Warum also darf jede Person, jede Art von Hund halten?

Gruß
Carlos

1 „Gefällt mir“

Hallo

Mögliche Vorschläge:

  • Hundeführerschein gestaffelt nach Klassen, :zum sogenannten Kampfhund.

Wesenteste gibt es für bestimmte Hunde schon. Es gibt keine Rasse Kampfhund. Auch etwas das Medien in Köpfe gehämmert haben.

vom Schoßhund bis

Blanke Übertreibung.

  • Zuchtverbot für bestimmte Rassen.

Dann werden andere Rassen herangezogen. Das was du verbieten willst, ist nicht Rasseabhängig.

  • Schnellere Eingriffsmöglichkeiten für die Ordnungsämter.

Dazu müssen diese geschult werden. Manche können noch nicht mal einen Boxer von einem Stafforter unterscheiden und wer kennt sich in ca. 450 Rassen schon aus ??

  • Pflichtmitgliedschaften in Hundeschulen oder Hundevereinen.

Klar um denen eine neues Vereinshaus zu sichern. das bringt doch so alles nichts. Das alles hat nichts damit zu tun, dass Unfälle nicht wieder vorkommen. Sie werde nur verlagert.

Ist nicht ein verständliches Miteinander viel besser als hier mit Kanonen auf Spatzen zu schießen.

Das Zauberwort heißt Miteinander nicht Gegeneinander :smile:

  • Pflichthundhaftpflichtversicherung mit :Selbstbeteiligung

Die meisten Hunde sind Hundehaftpflicht versichert. Zudem haben bestimmte Rassen eine Auflage für diese Versicherungen, die übrigens jeder verantwortliche Hundehalter hat.

(Geld ist immer ein gutes Argument).

Wenn man mal bedenkt, was für eine Industrie an Hunden und deren Vermarktung hängt, wäre Geld durchaus ein Argument - fragt sich nur wofür.

So bekommt man dieses Thema nie in den Griff.

Dieses Thema wird nur aufgebauscht, um von den wirklichen Themen des Tages abzulenken, darauf sollte mal geachten werden.

Natürlich ist jeder Hundebiß zuviel

  • aber auch jedes Kind was im Straßenverkehr sterben muß,
    jedes Kind was vergewaltigt und gemordet wird
  • darum sollten wir uns kümmern - aber wer tut das.
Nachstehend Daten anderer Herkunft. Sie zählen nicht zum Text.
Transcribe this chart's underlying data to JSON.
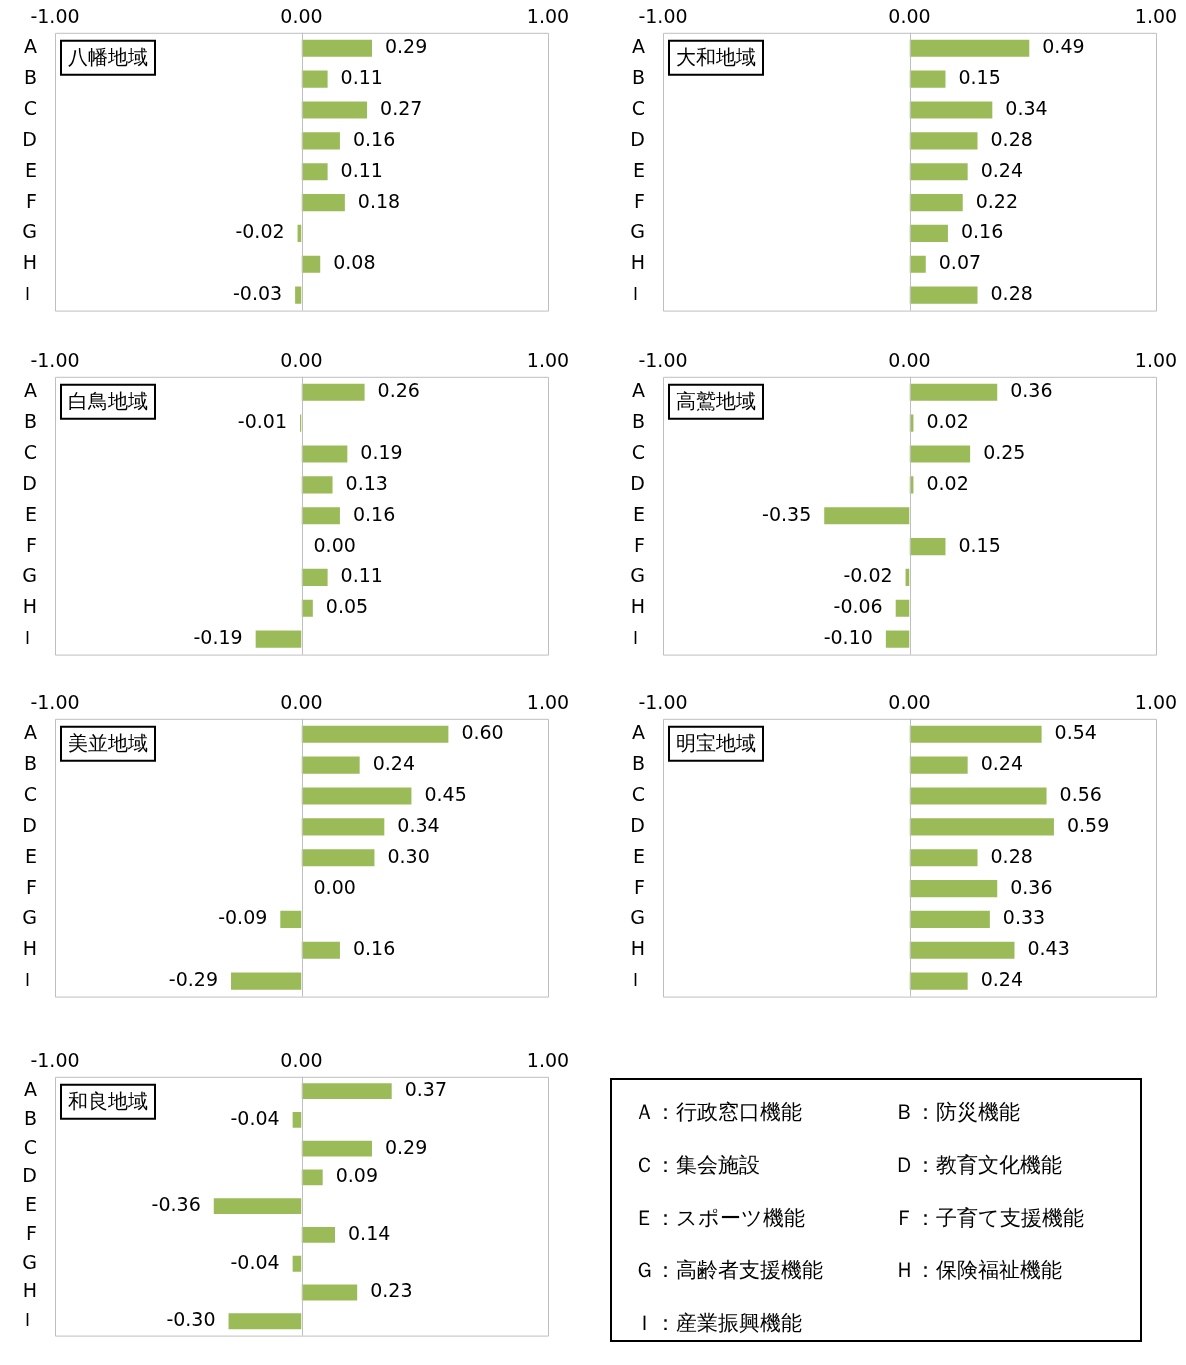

Ich habe noch keine solche Diskussion gesehen, wenn es um Kinder ging die sonst wie zu tode kamen. Das sollte uns allen zu denken geben, wie gut uns die Medien schon im Griff haben.

In dem Sinne…

Mfg. BelRia

1 „Gefällt mir“

Hallo Carlos,

Das Problem wurde im Bewustsein der Medien erst so richtig
präsent, als der kleine Volkan in Hamburg zerfleischt wurde.

Der wurde nicht zerfleischt. Auch so eine Sache, die uns die Medien immer weis machen wollte,

Dann hat man hingesehen und festgestellt, dass es jedes Jahr
einige Menschen gibt, die schwer verletzt oder getötet wurden.

Das war schon vorher bekannt. Nur es war politisch nicht so zum ausschlachten, wie um diese Zeit.

Meistens sind es Besitzer und ihre Angehörigen.
Und die Hunde, die Menschen töten oder schwer verletzen sind
nun mal keine Schoßhündchen.

Hat auch nie jemand behauptet. Nur alle Hunde jetzt zu Bestien zu machen ist wohl etwas daneben.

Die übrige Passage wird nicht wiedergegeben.